開発者達は魔物討伐のための武器を開発しろと言われて、古代の物を調べて兵器を開発した。それが人殺しの道具を作ったやつらだと言われたのだ。

「もうどこの国も戦争をしている暇がないからだ。このままだと、次に戦争が起こる前に魔物に滅ぼされる。これを作っても戦争にはならんよ」

「どこの国も?」

「そう。ゴルドバーンは壊滅状態。ウエサンプトンは強力な魔道具を開発する能力がない。シュベタインは離れている。だから、これを作っても問題ないんだ」

と、マーギンが説明をした。

「分かりました。全力で開発させてもらいます」

「そうしてくれ。あと、人殺しの道具を作ったと言って悪かったな」

「いえ、そのことは我々の戒めとして心に刻んでおきます」

こうして、急ピッチで重機の開発をすることになったのだった。

◆◆◆

「そうか、ゴルドバーンへの派遣はなしになったのだな」

大隊長はさっそく王に報告をしていた。

「はい。あの状態では行っても無駄です。
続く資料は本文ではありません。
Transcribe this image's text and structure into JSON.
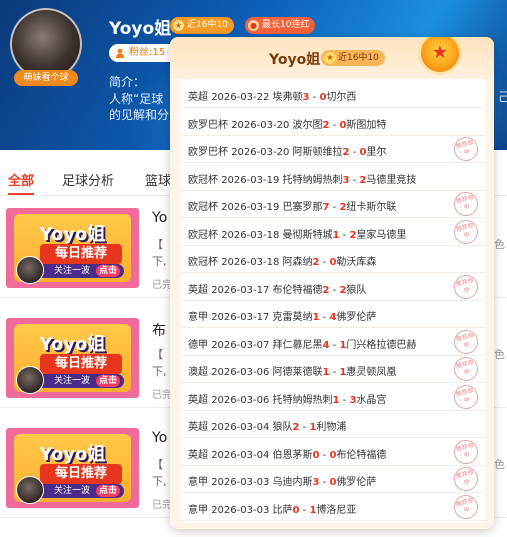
{
  "profile": {
    "name": "Yoyo姐",
    "avatar_tag": "萌妹看个球",
    "badge_hit": "近16中10",
    "badge_streak": "最长10连红",
    "fans_label": "粉丝:15",
    "intro_title": "简介：",
    "intro_line1": "人称“足球",
    "intro_line2": "的见解和分",
    "intro_right": "己"
  },
  "tabs": [
    {
      "label": "全部",
      "active": true
    },
    {
      "label": "足球分析",
      "active": false
    },
    {
      "label": "篮球",
      "active": false
    }
  ],
  "articles": [
    {
      "title": "Yo",
      "desc1": "【",
      "desc2": "下,",
      "meta": "已完",
      "right": "色",
      "thumb": {
        "t1": "Yoyo姐",
        "t2": "每日推荐",
        "t3": "关注一波",
        "t3b": "点击"
      }
    },
    {
      "title": "布",
      "desc1": "【",
      "desc2": "下,",
      "meta": "已完",
      "right": "色",
      "thumb": {
        "t1": "Yoyo姐",
        "t2": "每日推荐",
        "t3": "关注一波",
        "t3b": "点击"
      }
    },
    {
      "title": "Yo",
      "desc1": "【",
      "desc2": "下,",
      "meta": "已完",
      "right": "色",
      "thumb": {
        "t1": "Yoyo姐",
        "t2": "每日推荐",
        "t3": "关注一波",
        "t3b": "点击"
      }
    }
  ],
  "popup": {
    "name": "Yoyo姐",
    "badge": "近16中10",
    "stamp_text": "推荐命中",
    "records": [
      {
        "league": "英超",
        "date": "2026-03-22",
        "home": "埃弗顿",
        "hs": "3",
        "as": "0",
        "away": "切尔西",
        "hit": false
      },
      {
        "league": "欧罗巴杯",
        "date": "2026-03-20",
        "home": "波尔图",
        "hs": "2",
        "as": "0",
        "away": "斯图加特",
        "hit": false
      },
      {
        "league": "欧罗巴杯",
        "date": "2026-03-20",
        "home": "阿斯顿维拉",
        "hs": "2",
        "as": "0",
        "away": "里尔",
        "hit": true
      },
      {
        "league": "欧冠杯",
        "date": "2026-03-19",
        "home": "托特纳姆热刺",
        "hs": "3",
        "as": "2",
        "away": "马德里竞技",
        "hit": false
      },
      {
        "league": "欧冠杯",
        "date": "2026-03-19",
        "home": "巴塞罗那",
        "hs": "7",
        "as": "2",
        "away": "纽卡斯尔联",
        "hit": true
      },
      {
        "league": "欧冠杯",
        "date": "2026-03-18",
        "home": "曼彻斯特城",
        "hs": "1",
        "as": "2",
        "away": "皇家马德里",
        "hit": true
      },
      {
        "league": "欧冠杯",
        "date": "2026-03-18",
        "home": "阿森纳",
        "hs": "2",
        "as": "0",
        "away": "勒沃库森",
        "hit": false
      },
      {
        "league": "英超",
        "date": "2026-03-17",
        "home": "布伦特福德",
        "hs": "2",
        "as": "2",
        "away": "狼队",
        "hit": true
      },
      {
        "league": "意甲",
        "date": "2026-03-17",
        "home": "克雷莫纳",
        "hs": "1",
        "as": "4",
        "away": "佛罗伦萨",
        "hit": false
      },
      {
        "league": "德甲",
        "date": "2026-03-07",
        "home": "拜仁慕尼黑",
        "hs": "4",
        "as": "1",
        "away": "门兴格拉德巴赫",
        "hit": true
      },
      {
        "league": "澳超",
        "date": "2026-03-06",
        "home": "阿德莱德联",
        "hs": "1",
        "as": "1",
        "away": "惠灵顿凤凰",
        "hit": true
      },
      {
        "league": "英超",
        "date": "2026-03-06",
        "home": "托特纳姆热刺",
        "hs": "1",
        "as": "3",
        "away": "水晶宫",
        "hit": true
      },
      {
        "league": "英超",
        "date": "2026-03-04",
        "home": "狼队",
        "hs": "2",
        "as": "1",
        "away": "利物浦",
        "hit": false
      },
      {
        "league": "英超",
        "date": "2026-03-04",
        "home": "伯恩茅斯",
        "hs": "0",
        "as": "0",
        "away": "布伦特福德",
        "hit": true
      },
      {
        "league": "意甲",
        "date": "2026-03-03",
        "home": "乌迪内斯",
        "hs": "3",
        "as": "0",
        "away": "佛罗伦萨",
        "hit": true
      },
      {
        "league": "意甲",
        "date": "2026-03-03",
        "home": "比萨",
        "hs": "0",
        "as": "1",
        "away": "博洛尼亚",
        "hit": true
      }
    ]
  },
  "colors": {
    "accent": "#e8361e",
    "brand_orange": "#f59a22",
    "hero_blue": "#0d5fb8"
  }
}
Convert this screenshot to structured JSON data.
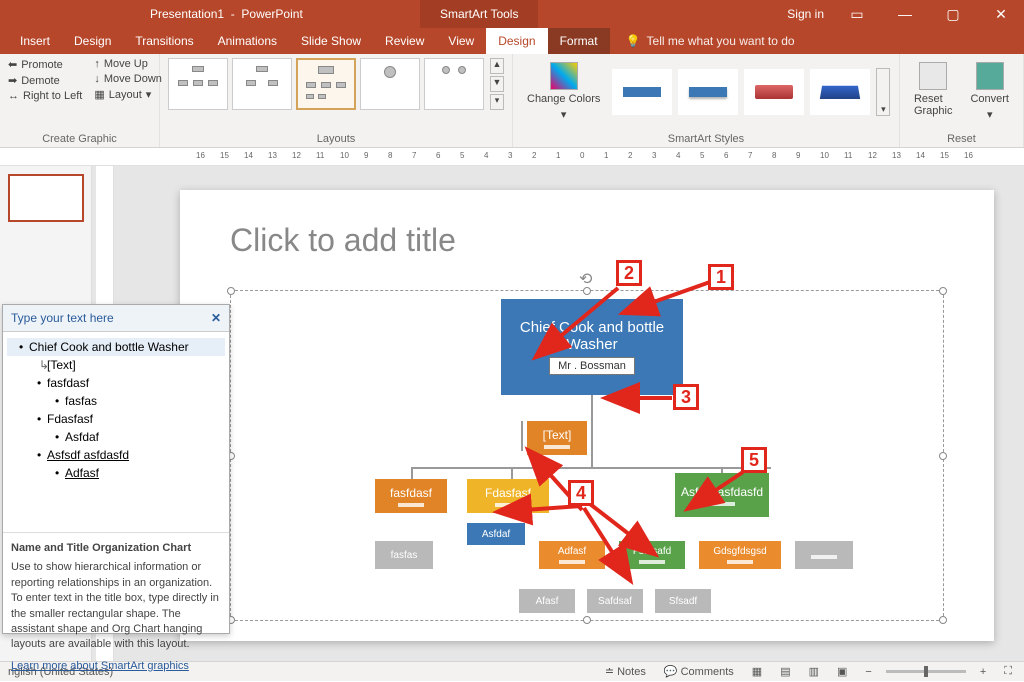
{
  "titlebar": {
    "doc": "Presentation1",
    "app": "PowerPoint",
    "tool": "SmartArt Tools",
    "signin": "Sign in"
  },
  "tabs": {
    "insert": "Insert",
    "design": "Design",
    "transitions": "Transitions",
    "animations": "Animations",
    "slideshow": "Slide Show",
    "review": "Review",
    "view": "View",
    "sa_design": "Design",
    "sa_format": "Format",
    "tell": "Tell me what you want to do"
  },
  "ribbon": {
    "create": {
      "promote": "Promote",
      "demote": "Demote",
      "rtl": "Right to Left",
      "moveup": "Move Up",
      "movedown": "Move Down",
      "layout": "Layout",
      "group": "Create Graphic"
    },
    "layouts_group": "Layouts",
    "colors": "Change Colors",
    "styles_group": "SmartArt Styles",
    "reset": {
      "reset": "Reset Graphic",
      "convert": "Convert",
      "group": "Reset"
    }
  },
  "slide": {
    "title_placeholder": "Click to add title"
  },
  "org": {
    "root": {
      "title": "Chief Cook and bottle Washer",
      "name": "Mr . Bossman"
    },
    "asst": "[Text]",
    "l2": [
      "fasfdasf",
      "Fdasfasf",
      "Asfsdf asfdasfd"
    ],
    "l3a": [
      "fasfas"
    ],
    "l3b": [
      "Asfdaf",
      "Adfasf",
      "Fsafsafd",
      "Gdsgfdsgsd",
      ""
    ],
    "l4": [
      "Afasf",
      "Safdsaf",
      "Sfsadf"
    ]
  },
  "textpane": {
    "header": "Type your text here",
    "items": [
      {
        "t": "Chief Cook and bottle Washer",
        "lvl": "root"
      },
      {
        "t": "[Text]",
        "lvl": "arrow"
      },
      {
        "t": "fasfdasf",
        "lvl": "1"
      },
      {
        "t": "fasfas",
        "lvl": "2"
      },
      {
        "t": "Fdasfasf",
        "lvl": "1"
      },
      {
        "t": "Asfdaf",
        "lvl": "2"
      },
      {
        "t": "Asfsdf asfdasfd",
        "lvl": "1",
        "u": true
      },
      {
        "t": "Adfasf",
        "lvl": "2",
        "u": true
      }
    ],
    "desc_title": "Name and Title Organization Chart",
    "desc": "Use to show hierarchical information or reporting relationships in an organization. To enter text in the title box, type directly in the smaller rectangular shape. The assistant shape and Org Chart hanging layouts are available with this layout.",
    "link": "Learn more about SmartArt graphics"
  },
  "annotations": [
    "1",
    "2",
    "3",
    "4",
    "5"
  ],
  "status": {
    "lang": "nglish (United States)",
    "notes": "Notes",
    "comments": "Comments"
  },
  "chart_data": {
    "type": "org-chart",
    "title": "Name and Title Organization Chart",
    "root": {
      "title": "Chief Cook and bottle Washer",
      "name": "Mr . Bossman",
      "assistant": "[Text]",
      "children": [
        {
          "title": "fasfdasf",
          "children": [
            {
              "title": "fasfas"
            }
          ]
        },
        {
          "title": "Fdasfasf",
          "children": [
            {
              "title": "Asfdaf"
            },
            {
              "title": "Adfasf",
              "children": [
                {
                  "title": "Afasf"
                },
                {
                  "title": "Safdsaf"
                },
                {
                  "title": "Sfsadf"
                }
              ]
            },
            {
              "title": "Fsafsafd"
            },
            {
              "title": "Gdsgfdsgsd"
            },
            {
              "title": ""
            }
          ]
        },
        {
          "title": "Asfsdf asfdasfd"
        }
      ]
    }
  }
}
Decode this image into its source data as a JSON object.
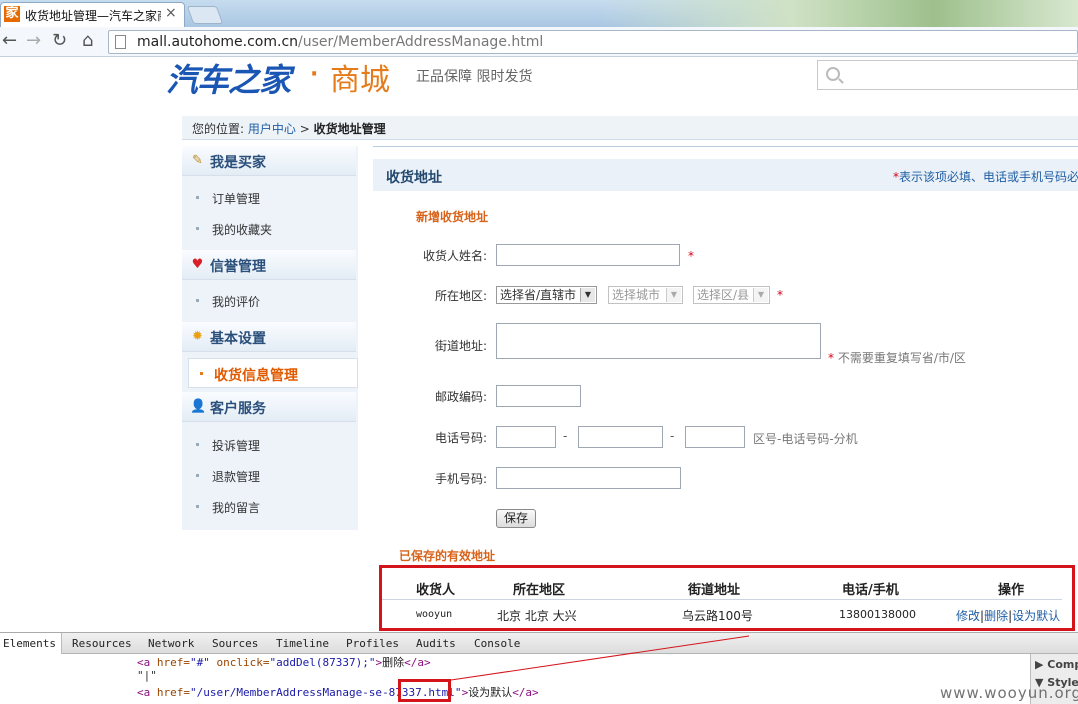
{
  "browser": {
    "tab_title": "收货地址管理—汽车之家商城",
    "tab_favicon": "家",
    "url_host": "mall.autohome.com.cn",
    "url_path": "/user/MemberAddressManage.html"
  },
  "header": {
    "logo_main": "汽车之家",
    "logo_dot": "·",
    "logo_sub": "商城",
    "slogan": "正品保障 限时发货"
  },
  "breadcrumb": {
    "prefix": "您的位置:",
    "link": "用户中心",
    "sep": ">",
    "current": "收货地址管理"
  },
  "sidebar": {
    "groups": [
      {
        "title": "我是买家",
        "icon": "edit-icon",
        "items": [
          "订单管理",
          "我的收藏夹"
        ]
      },
      {
        "title": "信誉管理",
        "icon": "heart-icon",
        "items": [
          "我的评价"
        ]
      },
      {
        "title": "基本设置",
        "icon": "sun-icon",
        "items": [
          "收货信息管理"
        ]
      },
      {
        "title": "客户服务",
        "icon": "person-icon",
        "items": [
          "投诉管理",
          "退款管理",
          "我的留言"
        ]
      }
    ],
    "active": "收货信息管理"
  },
  "main": {
    "title": "收货地址",
    "note_star": "*",
    "note": "表示该项必填、电话或手机号码必",
    "new_section": "新增收货地址",
    "form": {
      "name_label": "收货人姓名:",
      "region_label": "所在地区:",
      "province": "选择省/直辖市",
      "city": "选择城市",
      "district": "选择区/县",
      "street_label": "街道地址:",
      "street_hint": "不需要重复填写省/市/区",
      "zip_label": "邮政编码:",
      "phone_label": "电话号码:",
      "phone_hint": "区号-电话号码-分机",
      "mobile_label": "手机号码:",
      "dash": "-",
      "required": "*",
      "save": "保存"
    },
    "saved_section": "已保存的有效地址",
    "table": {
      "headers": [
        "收货人",
        "所在地区",
        "街道地址",
        "电话/手机",
        "操作"
      ],
      "rows": [
        {
          "name": "wooyun",
          "region": "北京 北京 大兴",
          "street": "乌云路100号",
          "phone": "13800138000",
          "op_edit": "修改",
          "op_delete": "删除",
          "op_default": "设为默认",
          "op_sep": "|"
        }
      ]
    }
  },
  "devtools": {
    "tabs": [
      "Elements",
      "Resources",
      "Network",
      "Sources",
      "Timeline",
      "Profiles",
      "Audits",
      "Console"
    ],
    "line1": {
      "open": "<a",
      "attr1": " href=",
      "val1": "\"#\"",
      "attr2": " onclick=",
      "val2": "\"addDel(87337);\"",
      "close": ">",
      "text": "删除",
      "end": "</a>"
    },
    "line2": "\"|\"",
    "line3": {
      "open": "<a",
      "attr1": " href=",
      "val1_a": "\"/user/MemberAddressManage-se",
      "val1_b": "-87337",
      "val1_c": ".html\"",
      "close": ">",
      "text": "设为默认",
      "end": "</a>"
    },
    "side_1": "Comp",
    "side_2": "Styles"
  },
  "watermark": "www.wooyun.org"
}
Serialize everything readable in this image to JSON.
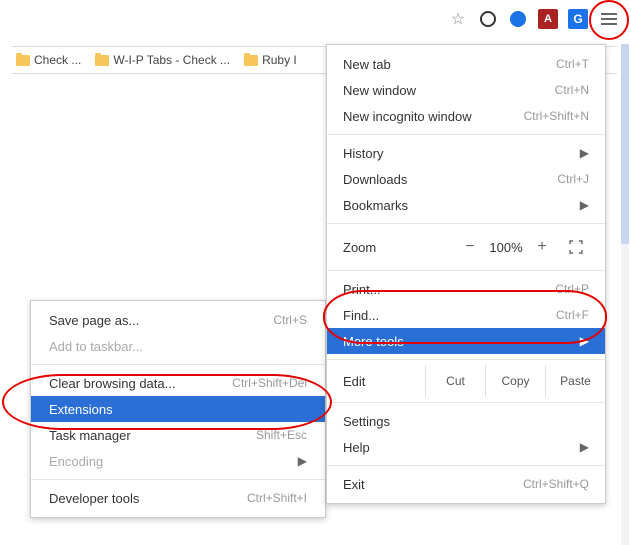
{
  "toolbar": {
    "star_title": "Bookmark this page",
    "icon1": "opera-style",
    "icon2": "circle",
    "adobe": "A",
    "gtranslate": "G"
  },
  "bookmarks": [
    {
      "label": "Check ..."
    },
    {
      "label": "W-I-P Tabs - Check ..."
    },
    {
      "label": "Ruby I"
    }
  ],
  "main_menu": {
    "new_tab": {
      "label": "New tab",
      "shortcut": "Ctrl+T"
    },
    "new_window": {
      "label": "New window",
      "shortcut": "Ctrl+N"
    },
    "incognito": {
      "label": "New incognito window",
      "shortcut": "Ctrl+Shift+N"
    },
    "history": {
      "label": "History"
    },
    "downloads": {
      "label": "Downloads",
      "shortcut": "Ctrl+J"
    },
    "bookmarks": {
      "label": "Bookmarks"
    },
    "zoom": {
      "label": "Zoom",
      "minus": "−",
      "value": "100%",
      "plus": "+"
    },
    "print": {
      "label": "Print...",
      "shortcut": "Ctrl+P"
    },
    "find": {
      "label": "Find...",
      "shortcut": "Ctrl+F"
    },
    "more_tools": {
      "label": "More tools"
    },
    "edit": {
      "label": "Edit",
      "cut": "Cut",
      "copy": "Copy",
      "paste": "Paste"
    },
    "settings": {
      "label": "Settings"
    },
    "help": {
      "label": "Help"
    },
    "exit": {
      "label": "Exit",
      "shortcut": "Ctrl+Shift+Q"
    }
  },
  "sub_menu": {
    "save_page": {
      "label": "Save page as...",
      "shortcut": "Ctrl+S"
    },
    "add_taskbar": {
      "label": "Add to taskbar..."
    },
    "clear_data": {
      "label": "Clear browsing data...",
      "shortcut": "Ctrl+Shift+Del"
    },
    "extensions": {
      "label": "Extensions"
    },
    "task_mgr": {
      "label": "Task manager",
      "shortcut": "Shift+Esc"
    },
    "encoding": {
      "label": "Encoding"
    },
    "dev_tools": {
      "label": "Developer tools",
      "shortcut": "Ctrl+Shift+I"
    }
  }
}
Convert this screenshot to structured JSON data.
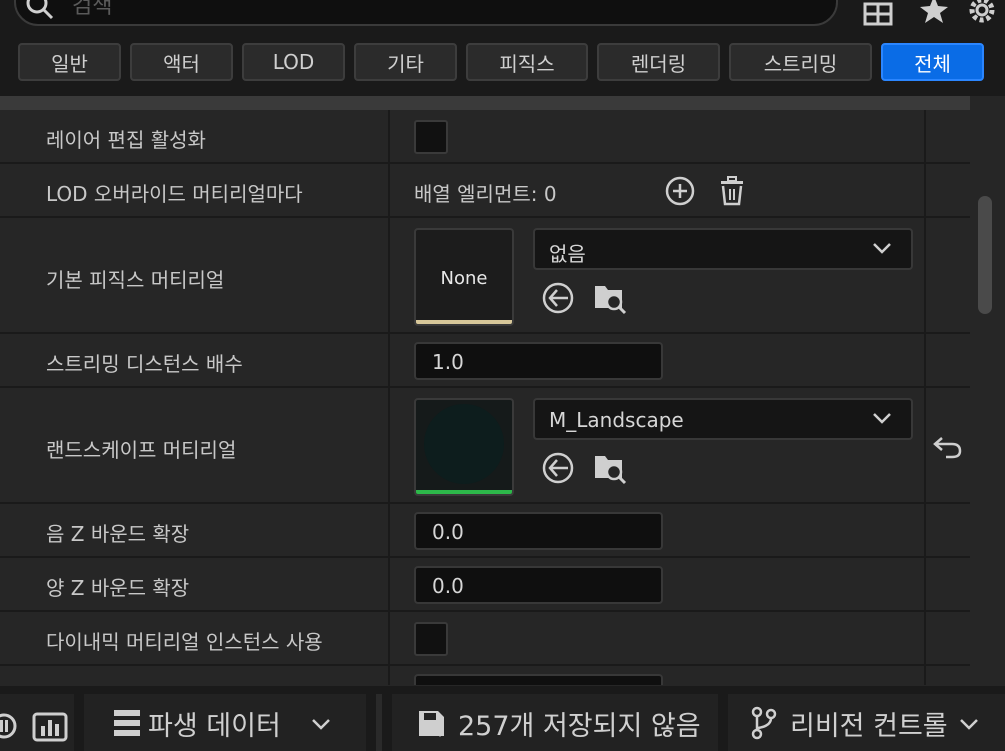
{
  "search": {
    "placeholder": "검색"
  },
  "toolbar_icons": [
    "grid-icon",
    "star-icon",
    "gear-icon"
  ],
  "tabs": [
    {
      "label": "일반",
      "active": false
    },
    {
      "label": "액터",
      "active": false
    },
    {
      "label": "LOD",
      "active": false
    },
    {
      "label": "기타",
      "active": false
    },
    {
      "label": "피직스",
      "active": false
    },
    {
      "label": "렌더링",
      "active": false
    },
    {
      "label": "스트리밍",
      "active": false
    },
    {
      "label": "전체",
      "active": true
    }
  ],
  "properties": {
    "layer_edit": {
      "label": "레이어 편집 활성화",
      "checked": false
    },
    "lod_override": {
      "label": "LOD 오버라이드 머티리얼마다",
      "value": "배열 엘리먼트: 0"
    },
    "physics_material": {
      "label": "기본 피직스 머티리얼",
      "thumb_text": "None",
      "selected": "없음"
    },
    "streaming_distance": {
      "label": "스트리밍 디스턴스 배수",
      "value": "1.0"
    },
    "landscape_material": {
      "label": "랜드스케이프 머티리얼",
      "selected": "M_Landscape"
    },
    "neg_z": {
      "label": "음 Z 바운드 확장",
      "value": "0.0"
    },
    "pos_z": {
      "label": "양 Z 바운드 확장",
      "value": "0.0"
    },
    "dynamic_material": {
      "label": "다이내믹 머티리얼 인스턴스 사용",
      "checked": false
    }
  },
  "statusbar": {
    "derived_data": "파생 데이터",
    "unsaved": "257개 저장되지 않음",
    "revision_control": "리비전 컨트롤"
  },
  "colors": {
    "accent": "#0a6ce6",
    "panel": "#262626",
    "landscape_underline": "#2db84a",
    "none_underline": "#d8c89a"
  }
}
その代わり、物資を運べるようになれば、補助金を出してほしいと思います」

「分かった。ゲオルクはどうなった?」

「兵士達は無傷で領に戻らせました。ゲオルクは国家反乱罪で斬りました。後任を誰にされるか早急に手配をお願いします」

「あやつも愚かなことをしたものじゃ。国家反乱罪ともなれば、一族全てが処分対象となるというのに」

「そちらもお任せいたします」

大隊長は報告が終わると、翌朝ゴルドバーンへ向けて出発した。

西へ西へとひたすら走る。

「大隊長、休憩、休憩しようぜ」

「ふむ、ここが休憩ポイントだな」

大隊長は荷馬車が走るスピードで走り、休憩ポイント、野営ポイントと記録をとっていく。

「寒っみぃぃ」

砂漠の夜は冷える。テントを張り、焚き火で暖をとっていた。

「野営ポイントに宿場町があるといいな」

「こんなところに町なんて誰が作るんだ?」

「町は将来的なことだ。それまでは見張りを立てずに寝られる建物があれば、商人達は助かるだろう」

こうして、大隊長達は出る魔物を調べたり、休憩、野営ポイントをメモにしながら進んだのであった。